Margherita De Bac per il “Corriere della Sera”
Ora lo riconosce anche l’Oms, l’organizzazione mondiale dalla sanità. Zika, il virus trasmesso da un certo tipo di zanzara, importato dal Pacifico con effetti devastanti nel sud delle Americhe, è una calamità immane. «Si sta diffondendo in modo esplosivo», ha affermato il direttore generale dalla sede di Ginevra, Margaret Chan, una donna che si è già trovata al centro delle polemiche lo scorso anno per la discutibile gestione dell’epidemia di Ebola in Africa.
Allora la cinoamericana fu accusata, con i suoi tecnici, di aver sottovalutato il pericolo quando la febbre emorragica cominciò a propagarsi da un focolaio di contagi divampato in mezzo a villaggi isolati l’uno dall’altro. Poi migliaia di morti, l’economia di Paesi già molto claudicanti dell’ovest, come Sierra Leone, messa al tappeto.
È anche per questo precedente, forse, che stavolta Chan non ha tergiversato nel lanciare l’allarme, sospinta dalle dichiarazioni incalzanti dei presidenti Barak Obama e Wladimir Putin. Zika non si trasmette da uomo a uomo, sembra accertato, non uccide come Ebola, non si propaga in modo altrettanto fulmineo.
Ma produce danni spaventosi perché colpisce i feti durante la gravidanza e fa nascere bambini malformati, con un cranio piccolo e menomato dal punto di vista cerebrale. Il Brasile ha contato circa quattromila casi. In un anno, secondo le stime della massima dirigente internazionale, potrebbero salire fino a tre o quattro milioni nelle aree di centro e sud America interessate.
Si parla di emergenza globale. L’Italia però ha ottime probabilità di restarne fuori: «L’Oms non poteva comportarsi diversamente — dice Gianni Rezza, direttore del dipartimento di malattie infettive dell’Istituto Superiore di Sanità —. Ormai ogni minaccia è globale a causa della facilità degli spostamenti di persone tra i continenti. L’infezione si manifesta in modo blando, è dannosa solo per le donne in gravidanza. Gli adulti con buone probabilità sono poco esposti».
I pochi casi segnalati da noi finora risalgono al 2015 e sono di importazione. Viaggiatori tornati dall’estero e che hanno smaltito la malattia in pochi giorni, senza cure specifiche. I sintomi sono febbre, indolenzimento, eruzione cutanea.
Il nostro ministero della Salute sconsiglia alle donne incinte di partire per le zone indicate come epidemiche. Già da novembre Zika è entrata a far parte dell’elenco per l’esclusione dei donatori di sangue che si siano recati nei Paesi segnalati. «Noi siamo sempre i primi a metterci al sicuro. Il sistema italiano è fra i migliori al mondo», ne esalta la qualità Aldo Ozzino, membro della commissione ministeriale sangue e trasfusioni.
Durante un incontro informativo con gli Stati membri la direttrice dell’Oms ha ripercorso la storia dell’epidemia. Il virus è stato isolato per la prima volta in Uganda nel 1947 per poi espandersi con i primi focolai nelle isole del Pacifico.

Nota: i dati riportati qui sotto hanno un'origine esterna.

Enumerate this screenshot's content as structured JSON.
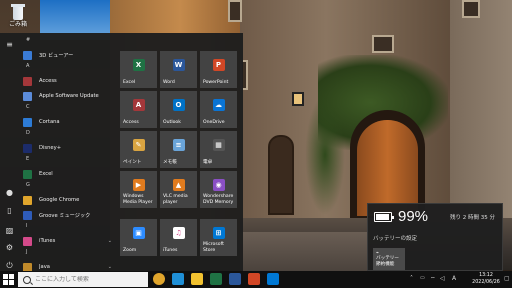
{
  "desktop": {
    "recycle_bin_label": "ごみ箱"
  },
  "start_menu": {
    "rail_icons": [
      "menu-icon",
      "user-icon",
      "document-icon",
      "picture-icon",
      "settings-icon",
      "power-icon"
    ],
    "apps": [
      {
        "type": "letter",
        "text": "#"
      },
      {
        "type": "app",
        "name": "3D ビューアー",
        "color": "#3a7bd5"
      },
      {
        "type": "letter",
        "text": "A"
      },
      {
        "type": "app",
        "name": "Access",
        "color": "#a4373a"
      },
      {
        "type": "app",
        "name": "Apple Software Update",
        "color": "#5b8bd9"
      },
      {
        "type": "letter",
        "text": "C"
      },
      {
        "type": "app",
        "name": "Cortana",
        "color": "#2d7bd6"
      },
      {
        "type": "letter",
        "text": "D"
      },
      {
        "type": "app",
        "name": "Disney+",
        "color": "#1c2c6b"
      },
      {
        "type": "letter",
        "text": "E"
      },
      {
        "type": "app",
        "name": "Excel",
        "color": "#1f7244"
      },
      {
        "type": "letter",
        "text": "G"
      },
      {
        "type": "app",
        "name": "Google Chrome",
        "color": "#e0a52c"
      },
      {
        "type": "app",
        "name": "Groove ミュージック",
        "color": "#2e5bb8"
      },
      {
        "type": "letter",
        "text": "I"
      },
      {
        "type": "app",
        "name": "iTunes",
        "color": "#d44a8a",
        "chevron": "⌄"
      },
      {
        "type": "letter",
        "text": "J"
      },
      {
        "type": "app",
        "name": "Java",
        "color": "#c08a2a",
        "chevron": "⌄"
      }
    ],
    "tiles": [
      {
        "label": "Excel",
        "icon": "excel-icon",
        "glyph": "X",
        "color": "#1f7244"
      },
      {
        "label": "Word",
        "icon": "word-icon",
        "glyph": "W",
        "color": "#2b579a"
      },
      {
        "label": "PowerPoint",
        "icon": "powerpoint-icon",
        "glyph": "P",
        "color": "#d24726"
      },
      {
        "label": "Access",
        "icon": "access-icon",
        "glyph": "A",
        "color": "#a4373a"
      },
      {
        "label": "Outlook",
        "icon": "outlook-icon",
        "glyph": "O",
        "color": "#0072c6"
      },
      {
        "label": "OneDrive",
        "icon": "onedrive-icon",
        "glyph": "☁",
        "color": "#0a74d4"
      },
      {
        "label": "ペイント",
        "icon": "paint-icon",
        "glyph": "✎",
        "color": "#d9a441"
      },
      {
        "label": "メモ帳",
        "icon": "notepad-icon",
        "glyph": "≡",
        "color": "#6aa4d8"
      },
      {
        "label": "電卓",
        "icon": "calculator-icon",
        "glyph": "▦",
        "color": "#555555"
      },
      {
        "label": "Windows\nMedia Player",
        "icon": "media-player-icon",
        "glyph": "▶",
        "color": "#e07b1e"
      },
      {
        "label": "VLC media\nplayer",
        "icon": "vlc-icon",
        "glyph": "▲",
        "color": "#e07b1e"
      },
      {
        "label": "Wondershare\nDVD Memory",
        "icon": "dvd-memory-icon",
        "glyph": "◉",
        "color": "#8a4fc4"
      },
      {
        "label": "Zoom",
        "icon": "zoom-icon",
        "glyph": "▣",
        "color": "#2d8cff"
      },
      {
        "label": "iTunes",
        "icon": "itunes-icon",
        "glyph": "♫",
        "color": "#ffffff"
      },
      {
        "label": "Microsoft Store",
        "icon": "store-icon",
        "glyph": "⊞",
        "color": "#0078d4"
      }
    ]
  },
  "battery": {
    "level_fraction": 0.99,
    "percent_text": "99%",
    "remaining_text": "残り 2 時間 35 分",
    "settings_label": "バッテリーの設定",
    "saver_label": "バッテリー\n節約機能"
  },
  "taskbar": {
    "search_placeholder": "ここに入力して検索",
    "pinned_apps": [
      {
        "name": "chrome-icon",
        "color": "#e0a52c"
      },
      {
        "name": "edge-icon",
        "color": "#1f8fd6"
      },
      {
        "name": "file-explorer-icon",
        "color": "#f2c230"
      },
      {
        "name": "excel-icon",
        "color": "#1f7244"
      },
      {
        "name": "word-icon",
        "color": "#2b579a"
      },
      {
        "name": "powerpoint-icon",
        "color": "#d24726"
      },
      {
        "name": "store-icon",
        "color": "#0078d4"
      }
    ],
    "ime_label": "A",
    "clock_time": "13:12",
    "clock_date": "2022/06/26"
  }
}
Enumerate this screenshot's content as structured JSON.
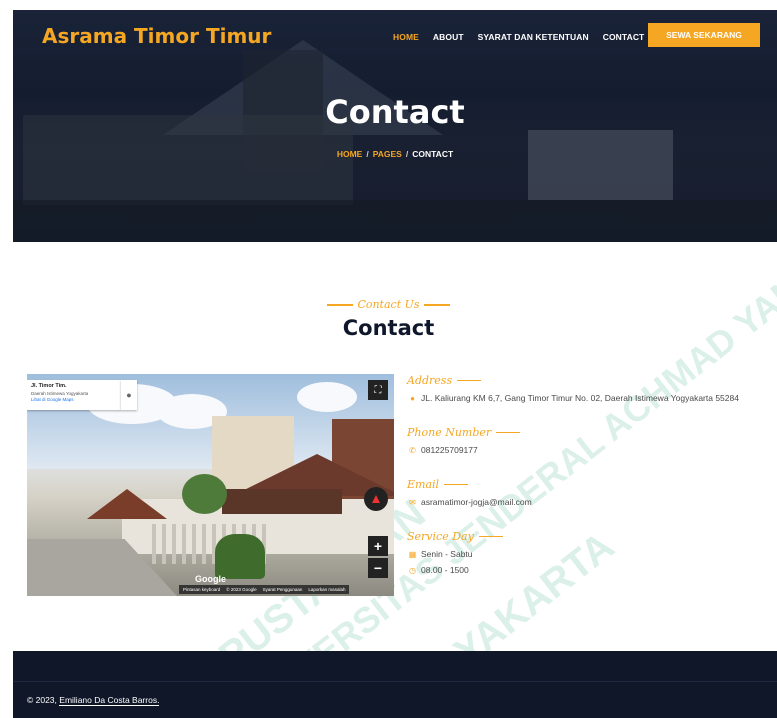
{
  "brand": "Asrama Timor Timur",
  "nav": {
    "items": [
      "HOME",
      "ABOUT",
      "SYARAT DAN KETENTUAN",
      "CONTACT"
    ],
    "active": "HOME",
    "cta": "SEWA SEKARANG"
  },
  "hero": {
    "title": "Contact",
    "breadcrumb": [
      "HOME",
      "PAGES",
      "CONTACT"
    ]
  },
  "section": {
    "subtitle": "Contact Us",
    "title": "Contact"
  },
  "map": {
    "place_name": "Jl. Timor Tim.",
    "region": "Daerah Istimewa Yogyakarta",
    "link": "Lihat di Google Maps",
    "google_label": "Google",
    "footer": [
      "Pintasan keyboard",
      "© 2023 Google",
      "Syarat Penggunaan",
      "Laporkan masalah"
    ]
  },
  "contact": {
    "address_label": "Address",
    "address": "JL. Kaliurang KM 6,7, Gang Timor Timur No. 02, Daerah Istimewa Yogyakarta 55284",
    "phone_label": "Phone Number",
    "phone": "081225709177",
    "email_label": "Email",
    "email": "asramatimor-jogja@mail.com",
    "service_label": "Service Day",
    "days": "Senin - Sabtu",
    "hours": "08.00 - 1500"
  },
  "watermark": [
    "PERPUSTAKAAN",
    "UNIVERSITAS JENDERAL ACHMAD YANI",
    "YOGYAKARTA"
  ],
  "footer": {
    "copyright_prefix": "© 2023,",
    "copyright_name": "Emiliano Da Costa Barros."
  },
  "colors": {
    "accent": "#f5a623",
    "dark": "#0f1729",
    "text": "#4a4a4a"
  }
}
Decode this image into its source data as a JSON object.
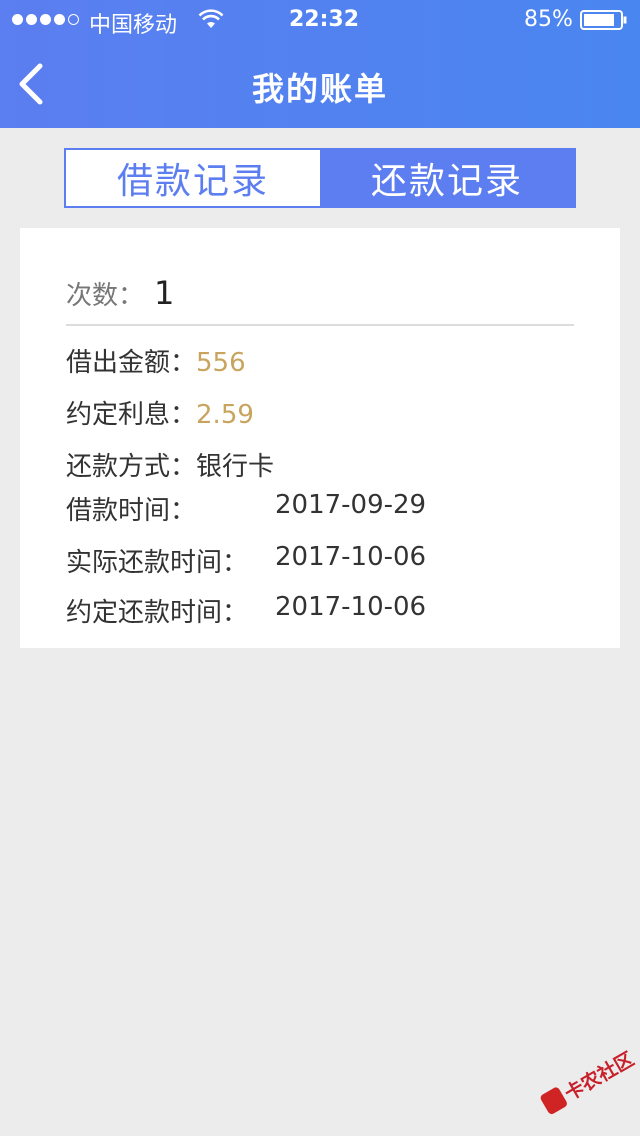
{
  "status_bar": {
    "carrier": "中国移动",
    "time": "22:32",
    "battery": "85%"
  },
  "header": {
    "title": "我的账单"
  },
  "tabs": [
    {
      "label": "借款记录",
      "active": false
    },
    {
      "label": "还款记录",
      "active": true
    }
  ],
  "record": {
    "count_label": "次数：",
    "count_value": "1",
    "amount_label": "借出金额：",
    "amount_value": "556",
    "interest_label": "约定利息：",
    "interest_value": "2.59",
    "method_label": "还款方式：",
    "method_value": "银行卡",
    "loan_time_label": "借款时间：",
    "loan_time_value": "2017-09-29",
    "actual_repay_label": "实际还款时间：",
    "actual_repay_value": "2017-10-06",
    "agreed_repay_label": "约定还款时间：",
    "agreed_repay_value": "2017-10-06"
  },
  "watermark": {
    "text": "卡农社区"
  },
  "colors": {
    "header_blue": "#5b7ef0",
    "tab_blue": "#5d7ef0",
    "gold": "#c8a45e",
    "background": "#ececec"
  }
}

La documentazione ufficiale dell’esistenza di queste concentrazioni di infezioni in altri quattro Paesi risale al 2013-2014. «Lo scorso anno ha raggiunto le Americhe dove si sta espandendo in modo esplosivo. Un legame diretto tra Zika e malformazioni e sindromi neurologiche non è stato stabilito ma il sospetto che esista è forte. Una minaccia lieve ha assunto proporzioni allarmanti».
L’Europa sta vivendo l’emergenza con attenzione, prudentemente al sicuro. Non esistono problemi imminenti. Il virus per trasmettersi ha innanzitutto bisogno della zanzara Aedes aegipty che in Italia non c’è e in ogni caso non è l’inverno il periodo in cui è attiva. C’è la sua cugina Aedes albopictus (la cosiddetta tigre) ma non è dimostrato che sia anch’essa una «navetta».
I cittadini devono evitare di farsi contagiare da psicosi, specie in questo periodo di epidemia influenzale, i cui sintomi potrebbero essere scambiati con quelli «brasiliani». Rezza tra l’altro chiarisce: «Il legame tra microcefalia dei neonati e infezione deve essere dimostrato con certezza. Manca la prova regina. Ancora non è stato trovato il virus nella placenta e quindi c’è ancora molto da scoprire».